The Microsoft spokesman said the company has concluded the vulnerability can't be used to execute code on a user's system "without multiple user actions that are uncommon in typical Web browsing scenarios." Due to the significant mitigating factors and the level of testing appropriate for the change, he added, "We have determined that the issue would be most appropriately addressed in a service pack delivery rather than a security update. Service packs receive a higher level of compatibility testing over security updates."
The second problem, discovered by a vulnerability researcher who goes by the online name Codedreamer, is an origin validation error that appears when "mhtml:" URL redirections are handled. Attackers could exploit this to read content and data served from another domain in the context of a malicious Web page, FrSIRT said, adding that fully functional exploit code has been released.
The vulnerability clearinghouse recommended users mitigate the second flaw by disabling active scripting in the Internet and Local Intranet security zones, though this may interfere with the functionality of certain Web sites.
Microsoft said its initial investigation of this flaw indicates the most likely impact is potential information disclosure that would require user interaction.
"Upon completion of this investigation, Microsoft will take the appropriate action to protect our customers, which may include issuing a security advisory or providing a security update through our monthly release process, depending on customer needs," he said.

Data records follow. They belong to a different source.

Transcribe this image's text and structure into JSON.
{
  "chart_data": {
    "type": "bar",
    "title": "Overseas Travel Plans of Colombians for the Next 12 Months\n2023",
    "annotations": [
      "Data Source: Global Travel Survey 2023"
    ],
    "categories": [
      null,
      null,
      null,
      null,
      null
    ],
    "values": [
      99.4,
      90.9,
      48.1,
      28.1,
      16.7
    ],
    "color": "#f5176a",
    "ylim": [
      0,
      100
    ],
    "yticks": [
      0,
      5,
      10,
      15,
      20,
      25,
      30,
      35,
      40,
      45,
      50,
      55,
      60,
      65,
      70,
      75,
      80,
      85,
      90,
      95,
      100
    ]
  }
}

Tuesday, another flaw was reported by vulnerability researcher Michal Zalewski, whose analysis was posted on the Full-Disclosure electronic mailing list hosted and sponsored by Danish vulnerability watcher Secunia.
That flaw is caused by an error in how certain sequences of nested "object" HTML tags are processed. Attackers could exploit it to launch malicious code and corrupt system memory.
The software giant's last big fix for IE was on April 11.